MARIE-JÉSUS DIAZ
HOMMAGE AU CARRÉ

Hommage au carré
Texte d’Alain Fleig, septembre 1986

Le rapport entre l’Occident et la communauté Islamique qui semblait enfin pouvoir se pacifier, permettre une ouverture et un enrichissement mutuel pour peut-être, enfin, rajeunir et revivifier nos vieux mondes face au désert envahissant de l’esprit, à nouveau se dégrade et s’oppose, on active les vieilles lunes de la différence négative, la peur et la suspicion.
Pourtant plus que jamais, cette rencontre, cette compréhension mutuelle est nécessaire.
Marie-Jésus Diaz nous le prouve ici : sa découverte du Maroc, il y a deux ans, découverte lucide et profonde, ne pouvait se solder comme chez trop de photographes par un travail banal, fût-il de qualité, sur les éclats de la couleur, les paysages grandioses de cette ‘Terre de Contrastes’ comme disent les dépliants touristiques, ou bien des clichés d’un exotisme un peu pervers et d’assez mauvais aloi : les femmes, les enfants ‘un peu sales mais si jolis’, les vieillards ‘tellement pittoresques’, ce que les collections de cartes postales de Neurdein ou Lehnert &Landrock au début du siècle nommaient
'scènes et types'. C’est au cœur même de l’esprit de l’Islam que Marie-Jésus Diaz s’est plongée d’emblée, cette pensée qui s’appuie sur un jeu esthétique et le génère en même temps, cette géométrie du temps et de l’espace, complexe et raffinée qui caractérise tout l’art, toute la philosophie mais aussi l’être même de l’Islam.

Eliminant les séductions faciles, sa fascination s’est portée sur le détail (détail qui contient le tout) de l’architecture : présence du carré, figure de base qui, doublée, donne l’étoile à 8 branches si caractéristiques du décor islamique mais qui ne saurait avoir la seule fonction d’un vocabulaire plastique de base et joue sur une symbolique riche et profonde. Elle s’est portée aussi sur les écritures de lumière, glyphes d’ombre faisant du moindre mur de pisé un véritable kitâb : livre ouvert où toute une tradition expose ses arcanes, double de ces moucharabiehs délicats dont les ferrures s’entrelacent :positifs et négatifs sur la même image.
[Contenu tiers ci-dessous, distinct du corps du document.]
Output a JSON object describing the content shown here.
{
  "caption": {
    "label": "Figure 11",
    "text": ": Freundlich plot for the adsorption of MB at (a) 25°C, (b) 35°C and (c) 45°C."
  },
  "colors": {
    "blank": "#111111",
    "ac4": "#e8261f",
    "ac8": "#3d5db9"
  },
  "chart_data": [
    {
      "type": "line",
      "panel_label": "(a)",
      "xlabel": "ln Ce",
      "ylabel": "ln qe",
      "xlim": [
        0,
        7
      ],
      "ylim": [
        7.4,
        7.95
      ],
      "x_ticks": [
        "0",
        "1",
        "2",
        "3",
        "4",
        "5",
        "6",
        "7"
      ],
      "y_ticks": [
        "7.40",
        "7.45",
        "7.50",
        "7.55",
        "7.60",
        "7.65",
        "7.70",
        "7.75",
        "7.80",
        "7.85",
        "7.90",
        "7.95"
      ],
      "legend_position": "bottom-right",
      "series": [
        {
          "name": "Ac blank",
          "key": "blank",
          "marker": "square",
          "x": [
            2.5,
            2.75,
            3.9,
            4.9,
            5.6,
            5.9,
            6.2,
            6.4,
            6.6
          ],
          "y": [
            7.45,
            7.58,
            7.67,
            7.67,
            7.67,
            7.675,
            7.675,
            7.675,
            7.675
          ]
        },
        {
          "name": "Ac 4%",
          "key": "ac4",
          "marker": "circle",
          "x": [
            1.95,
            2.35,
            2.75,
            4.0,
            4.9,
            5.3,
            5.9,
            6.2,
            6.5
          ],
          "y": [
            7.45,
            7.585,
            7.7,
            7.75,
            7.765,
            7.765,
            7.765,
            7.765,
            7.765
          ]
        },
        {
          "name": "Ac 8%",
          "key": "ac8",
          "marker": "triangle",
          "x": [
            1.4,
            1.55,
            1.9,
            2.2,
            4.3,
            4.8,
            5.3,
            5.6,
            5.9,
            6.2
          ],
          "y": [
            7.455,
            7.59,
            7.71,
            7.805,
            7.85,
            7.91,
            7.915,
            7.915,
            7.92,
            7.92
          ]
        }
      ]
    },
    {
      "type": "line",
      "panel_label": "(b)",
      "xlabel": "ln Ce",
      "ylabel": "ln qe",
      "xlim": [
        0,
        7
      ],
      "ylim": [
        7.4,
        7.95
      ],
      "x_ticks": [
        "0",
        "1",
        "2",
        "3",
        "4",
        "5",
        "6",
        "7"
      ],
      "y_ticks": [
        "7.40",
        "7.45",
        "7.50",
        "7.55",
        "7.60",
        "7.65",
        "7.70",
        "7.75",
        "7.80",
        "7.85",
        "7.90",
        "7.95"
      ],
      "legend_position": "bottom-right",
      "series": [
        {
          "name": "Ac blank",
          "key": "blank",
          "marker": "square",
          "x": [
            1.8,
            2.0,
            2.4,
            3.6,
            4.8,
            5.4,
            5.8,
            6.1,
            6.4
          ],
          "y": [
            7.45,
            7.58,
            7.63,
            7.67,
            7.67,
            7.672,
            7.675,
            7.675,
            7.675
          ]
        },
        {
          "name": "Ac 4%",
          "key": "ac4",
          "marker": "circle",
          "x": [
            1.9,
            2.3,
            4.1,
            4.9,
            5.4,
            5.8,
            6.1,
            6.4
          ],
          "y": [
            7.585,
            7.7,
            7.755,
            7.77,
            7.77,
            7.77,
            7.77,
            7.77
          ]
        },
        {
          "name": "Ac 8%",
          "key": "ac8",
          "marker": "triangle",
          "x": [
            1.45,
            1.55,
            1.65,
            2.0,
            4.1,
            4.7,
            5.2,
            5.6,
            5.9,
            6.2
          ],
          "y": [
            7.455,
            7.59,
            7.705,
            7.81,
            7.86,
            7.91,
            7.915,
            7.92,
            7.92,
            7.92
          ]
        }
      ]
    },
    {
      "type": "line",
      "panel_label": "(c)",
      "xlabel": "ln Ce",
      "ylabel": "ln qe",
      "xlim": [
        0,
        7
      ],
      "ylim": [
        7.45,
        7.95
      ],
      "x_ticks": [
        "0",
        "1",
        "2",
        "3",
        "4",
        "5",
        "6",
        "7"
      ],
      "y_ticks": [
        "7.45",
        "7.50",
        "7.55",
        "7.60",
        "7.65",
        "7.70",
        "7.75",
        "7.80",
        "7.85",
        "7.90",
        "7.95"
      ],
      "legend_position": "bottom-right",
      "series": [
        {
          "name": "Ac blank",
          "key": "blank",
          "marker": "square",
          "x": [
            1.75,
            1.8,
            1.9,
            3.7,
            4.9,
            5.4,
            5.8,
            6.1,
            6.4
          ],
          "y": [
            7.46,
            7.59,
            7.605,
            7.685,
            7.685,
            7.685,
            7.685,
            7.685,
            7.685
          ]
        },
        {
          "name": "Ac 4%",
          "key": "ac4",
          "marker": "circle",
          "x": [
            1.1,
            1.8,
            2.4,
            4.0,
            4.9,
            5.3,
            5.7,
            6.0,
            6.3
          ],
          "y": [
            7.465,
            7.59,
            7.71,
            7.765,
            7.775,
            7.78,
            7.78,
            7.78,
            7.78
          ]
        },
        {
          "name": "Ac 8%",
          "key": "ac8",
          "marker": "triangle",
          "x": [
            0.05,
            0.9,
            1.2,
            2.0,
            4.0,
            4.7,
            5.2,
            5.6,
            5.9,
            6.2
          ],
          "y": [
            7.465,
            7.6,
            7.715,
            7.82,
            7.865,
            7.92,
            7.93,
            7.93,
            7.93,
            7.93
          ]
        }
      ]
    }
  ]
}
Marie-Jésus a su jouer avec force de ces jeux graphiques sans s’arrêter à l’anecdote, interrogeant ce va et vient, cette palpitation de l’ombre et de la lumière au sein de la plus rigoureuse géométrie, donnant à décrypter le jeu négatif et positif de ces grilles qui sont aussi des codes, cette vieille notion de l’ad’dâd qui, dans l’Arabe classique, signifie à la fois le noir et le blanc, le chaud et le froid, etc…

Ambivalence réglée, symbole du pacte de tolérance, la muçâlah’a qu’on retrouve précisément dans le double carré enlacé.

Mais Marie-Jésus ne s’est évidemment pas contentée de jouer l’illustration de ces concepts délicats qu’elle ignorait d’ailleurs lors de son premier voyage ; c’est par l’intuition d’abord qu’elle s’est glissée dans cette culture différente, qu’elle a assimilé les bases plastiques et humaines pour restituer, au bout du compte un étonnant travail photographique, difficile qui joue de la concordance et de l’opposition, de cette architecture du temps et rejoint les recherches ,parfaitement occidentales, celles-ci, du constructivisme et du suprématisme des années 20 qui sont à la base de tout renouveau esthétique de notre siècle.

C’est donc à une fusion de cultures qu’aboutit et dont nous parle ce travail de Marie-jésus Diaz, travail en apparence formel mais construit sur une connaissance intime et pleine d’intuitions, un regard aigu et humble posé sur ce peuple du Maroc : c’est en regardant les hommes en s’imprégnant de l’esprit des lieux que Marie-Jésus a compris, senti, ce jeu d’équivalence symbolique qui apparaît avec autant de force dans son travail : fusion des âmes sous la rigueur de la construction.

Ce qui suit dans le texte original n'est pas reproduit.